Low Duration Strategy Overview

An overview of PIMCO’s Low Duration strategy, which extends duration beyond traditional money market and short-term vehicles to seek excess relative returns, with modest additional risk.

What is Low Duration?

PIMCO’s Low Duration strategy seeks maximum total return, consistent with preservation of capital and prudent investment management. The strategy aims to produce low volatility of returns and minimal credit risk without sacrificing liquidity. Low duration strategies invest within a diversified range of fixed income securities while maintaining average portfolio duration of one to three years under most market conditions. The strategy extends duration beyond traditional money market and short-term vehicles to develop a greater opportunity set from which to invest, thus potentially generating excess relative returns. The Low Duration strategy focuses on the higher yielding sectors while attempting to maximize expected total return. PIMCO’s analytical capabilities assist in the selection of these securities.

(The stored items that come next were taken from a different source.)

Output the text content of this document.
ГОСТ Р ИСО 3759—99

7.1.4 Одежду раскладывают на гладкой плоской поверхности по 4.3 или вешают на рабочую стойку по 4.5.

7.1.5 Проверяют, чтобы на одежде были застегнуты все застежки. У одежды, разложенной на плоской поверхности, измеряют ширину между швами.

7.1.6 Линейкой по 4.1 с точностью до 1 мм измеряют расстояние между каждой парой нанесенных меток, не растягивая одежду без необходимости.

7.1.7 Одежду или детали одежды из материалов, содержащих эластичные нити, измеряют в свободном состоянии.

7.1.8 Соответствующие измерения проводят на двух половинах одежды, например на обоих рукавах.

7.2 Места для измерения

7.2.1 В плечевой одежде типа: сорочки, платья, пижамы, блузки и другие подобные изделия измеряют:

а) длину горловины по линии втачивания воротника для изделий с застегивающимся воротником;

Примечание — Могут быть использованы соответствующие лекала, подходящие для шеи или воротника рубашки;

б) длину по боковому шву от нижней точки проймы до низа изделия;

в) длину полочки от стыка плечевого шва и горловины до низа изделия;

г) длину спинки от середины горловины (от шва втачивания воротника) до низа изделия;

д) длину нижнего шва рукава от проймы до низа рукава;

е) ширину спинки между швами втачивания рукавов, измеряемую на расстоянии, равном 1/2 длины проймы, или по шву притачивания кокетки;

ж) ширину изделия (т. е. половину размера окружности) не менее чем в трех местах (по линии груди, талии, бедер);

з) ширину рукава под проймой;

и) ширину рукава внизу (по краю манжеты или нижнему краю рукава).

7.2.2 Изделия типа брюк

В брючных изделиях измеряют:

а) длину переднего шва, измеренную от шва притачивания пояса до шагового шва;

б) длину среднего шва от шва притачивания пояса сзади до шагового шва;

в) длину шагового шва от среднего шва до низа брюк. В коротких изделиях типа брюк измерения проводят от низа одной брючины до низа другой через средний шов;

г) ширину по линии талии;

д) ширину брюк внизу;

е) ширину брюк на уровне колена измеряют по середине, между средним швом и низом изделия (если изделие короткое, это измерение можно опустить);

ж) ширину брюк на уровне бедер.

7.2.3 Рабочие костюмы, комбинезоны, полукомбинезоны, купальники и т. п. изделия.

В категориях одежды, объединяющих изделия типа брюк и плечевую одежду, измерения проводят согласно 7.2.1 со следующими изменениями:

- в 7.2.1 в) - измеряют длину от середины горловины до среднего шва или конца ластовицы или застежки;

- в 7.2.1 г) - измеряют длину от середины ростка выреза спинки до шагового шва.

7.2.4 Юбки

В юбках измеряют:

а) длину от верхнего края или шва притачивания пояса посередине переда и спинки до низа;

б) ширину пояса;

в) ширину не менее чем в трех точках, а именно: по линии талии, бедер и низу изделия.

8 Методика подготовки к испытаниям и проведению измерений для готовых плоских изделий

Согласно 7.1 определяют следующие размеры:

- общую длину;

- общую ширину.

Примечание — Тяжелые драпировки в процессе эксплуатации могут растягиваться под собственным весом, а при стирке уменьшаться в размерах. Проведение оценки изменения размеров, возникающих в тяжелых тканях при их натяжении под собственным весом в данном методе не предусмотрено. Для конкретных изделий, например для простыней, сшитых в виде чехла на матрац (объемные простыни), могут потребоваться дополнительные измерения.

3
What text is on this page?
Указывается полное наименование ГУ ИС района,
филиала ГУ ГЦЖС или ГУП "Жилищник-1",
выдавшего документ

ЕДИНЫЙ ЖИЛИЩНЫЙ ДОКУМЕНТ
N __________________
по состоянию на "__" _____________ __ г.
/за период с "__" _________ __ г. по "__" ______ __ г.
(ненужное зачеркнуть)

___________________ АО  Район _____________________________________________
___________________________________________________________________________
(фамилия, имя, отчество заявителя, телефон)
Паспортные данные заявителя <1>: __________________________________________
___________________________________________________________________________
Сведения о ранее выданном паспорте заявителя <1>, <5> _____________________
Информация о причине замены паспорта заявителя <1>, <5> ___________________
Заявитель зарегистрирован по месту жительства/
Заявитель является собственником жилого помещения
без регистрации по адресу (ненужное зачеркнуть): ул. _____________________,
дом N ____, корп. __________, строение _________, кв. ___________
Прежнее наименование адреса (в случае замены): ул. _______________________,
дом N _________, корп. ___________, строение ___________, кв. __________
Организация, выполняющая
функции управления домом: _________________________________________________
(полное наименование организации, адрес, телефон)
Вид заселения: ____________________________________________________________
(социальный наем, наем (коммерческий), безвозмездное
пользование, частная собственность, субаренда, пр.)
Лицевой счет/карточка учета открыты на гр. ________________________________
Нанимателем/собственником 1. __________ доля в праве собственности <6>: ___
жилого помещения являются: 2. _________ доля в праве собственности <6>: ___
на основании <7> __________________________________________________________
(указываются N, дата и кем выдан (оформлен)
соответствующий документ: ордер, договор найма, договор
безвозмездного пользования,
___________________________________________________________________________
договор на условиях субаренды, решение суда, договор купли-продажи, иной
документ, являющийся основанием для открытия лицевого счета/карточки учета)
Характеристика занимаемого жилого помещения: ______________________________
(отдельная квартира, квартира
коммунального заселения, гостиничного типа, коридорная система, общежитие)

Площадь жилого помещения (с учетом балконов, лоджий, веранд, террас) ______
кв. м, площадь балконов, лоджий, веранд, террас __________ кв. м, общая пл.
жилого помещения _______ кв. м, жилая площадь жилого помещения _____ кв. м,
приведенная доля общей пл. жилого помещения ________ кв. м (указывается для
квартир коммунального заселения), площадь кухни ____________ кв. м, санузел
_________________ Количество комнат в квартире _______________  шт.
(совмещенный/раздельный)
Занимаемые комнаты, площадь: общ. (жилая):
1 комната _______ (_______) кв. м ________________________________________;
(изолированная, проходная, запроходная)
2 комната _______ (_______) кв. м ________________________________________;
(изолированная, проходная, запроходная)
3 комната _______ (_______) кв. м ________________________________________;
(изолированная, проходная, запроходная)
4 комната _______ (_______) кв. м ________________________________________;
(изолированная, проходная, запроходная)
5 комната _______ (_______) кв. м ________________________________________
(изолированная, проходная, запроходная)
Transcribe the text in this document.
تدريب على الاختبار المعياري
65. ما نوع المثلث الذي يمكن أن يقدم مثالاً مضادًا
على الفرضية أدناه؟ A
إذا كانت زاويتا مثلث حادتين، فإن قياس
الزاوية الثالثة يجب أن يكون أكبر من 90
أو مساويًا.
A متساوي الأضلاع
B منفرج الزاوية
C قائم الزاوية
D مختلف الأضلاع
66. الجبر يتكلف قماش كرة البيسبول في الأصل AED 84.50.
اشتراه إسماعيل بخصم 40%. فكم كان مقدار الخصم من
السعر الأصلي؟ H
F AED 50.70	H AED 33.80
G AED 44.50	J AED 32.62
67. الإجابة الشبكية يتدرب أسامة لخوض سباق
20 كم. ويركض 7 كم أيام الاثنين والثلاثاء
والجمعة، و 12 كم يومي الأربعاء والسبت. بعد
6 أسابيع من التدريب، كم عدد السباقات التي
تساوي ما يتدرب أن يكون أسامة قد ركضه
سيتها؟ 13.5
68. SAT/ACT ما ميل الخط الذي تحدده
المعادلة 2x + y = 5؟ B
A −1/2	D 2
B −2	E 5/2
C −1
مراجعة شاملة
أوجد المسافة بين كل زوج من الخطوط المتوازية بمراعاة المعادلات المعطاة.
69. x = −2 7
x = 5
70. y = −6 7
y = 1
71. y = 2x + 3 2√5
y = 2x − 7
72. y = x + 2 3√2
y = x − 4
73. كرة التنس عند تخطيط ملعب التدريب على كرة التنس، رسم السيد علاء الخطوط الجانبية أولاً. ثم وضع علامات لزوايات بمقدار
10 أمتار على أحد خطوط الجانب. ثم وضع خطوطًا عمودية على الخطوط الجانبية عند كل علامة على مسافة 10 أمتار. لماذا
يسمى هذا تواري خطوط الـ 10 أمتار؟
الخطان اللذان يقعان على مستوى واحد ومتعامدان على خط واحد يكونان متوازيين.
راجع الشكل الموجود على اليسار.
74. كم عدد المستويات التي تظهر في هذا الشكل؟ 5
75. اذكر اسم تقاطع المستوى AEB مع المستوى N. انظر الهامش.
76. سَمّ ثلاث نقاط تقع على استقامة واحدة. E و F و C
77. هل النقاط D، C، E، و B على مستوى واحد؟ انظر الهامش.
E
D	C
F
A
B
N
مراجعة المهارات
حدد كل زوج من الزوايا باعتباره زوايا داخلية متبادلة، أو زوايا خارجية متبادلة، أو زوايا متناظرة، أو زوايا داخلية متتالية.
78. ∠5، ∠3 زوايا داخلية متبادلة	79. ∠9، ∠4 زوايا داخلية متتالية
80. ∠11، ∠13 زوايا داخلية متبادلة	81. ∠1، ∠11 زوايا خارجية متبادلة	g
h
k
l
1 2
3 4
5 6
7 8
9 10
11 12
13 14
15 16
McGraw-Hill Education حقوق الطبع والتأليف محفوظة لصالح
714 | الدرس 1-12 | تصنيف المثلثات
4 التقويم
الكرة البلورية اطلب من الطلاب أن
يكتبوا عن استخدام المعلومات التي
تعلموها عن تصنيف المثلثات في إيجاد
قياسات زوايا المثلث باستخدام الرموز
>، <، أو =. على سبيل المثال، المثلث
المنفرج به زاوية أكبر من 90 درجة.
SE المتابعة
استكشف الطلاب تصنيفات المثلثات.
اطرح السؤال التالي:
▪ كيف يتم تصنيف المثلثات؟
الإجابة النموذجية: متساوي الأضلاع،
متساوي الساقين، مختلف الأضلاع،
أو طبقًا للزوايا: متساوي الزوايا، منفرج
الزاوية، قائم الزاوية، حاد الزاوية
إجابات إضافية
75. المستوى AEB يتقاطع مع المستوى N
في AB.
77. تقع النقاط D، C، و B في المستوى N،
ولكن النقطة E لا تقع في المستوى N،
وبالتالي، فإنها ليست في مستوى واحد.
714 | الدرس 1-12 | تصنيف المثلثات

Past performance is not a guarantee or a reliable indicator of future results. All investments contain risk and may lose value. Investing in the bond market is subject to risks, including market, interest rate, issuer, credit, inflation risk, and liquidity risk. The value of most bonds and bond strategies are impacted by changes in interest rates. Bonds and bond strategies with longer durations tend to be more sensitive and volatile than those with shorter durations; bond prices generally fall as interest rates rise, and the current low interest rate environment increases this risk. Current reductions in bond counterparty capacity may contribute to decreased market liquidity and increased price volatility. Bond investments may be worth more or less than the original cost when redeemed. Mortgage and asset-backed securities may be sensitive to changes in interest rates, subject to early repayment risk, and while generally supported by a government, government-agency or private guarantor there is no assurance that the guarantor will meet its obligations. PIMCO strategies utilize derivatives which may involve certain costs and risks such as liquidity, interest rate, market, credit, management and the risk that a position could not be closed when most advantageous. Investing in derivatives could lose more than the amount invested. The credit quality of a particular security or group of securities does not ensure the stability or safety of the overall portfolio. There is no guarantee that this investment strategy will work under all market conditions or are suitable for all investors and each investor should evaluate their ability to invest for a long-term especially during periods of downturn in the market. Diversification does not ensure against loss. Investors should consult their investment professional prior to making an investment decision.

This material contains the current opinions of the manager and such opinions are subject to change without notice. This material has been distributed for informational purposes only and should not be considered as investment advice or a recommendation of any particular security, strategy or investment product.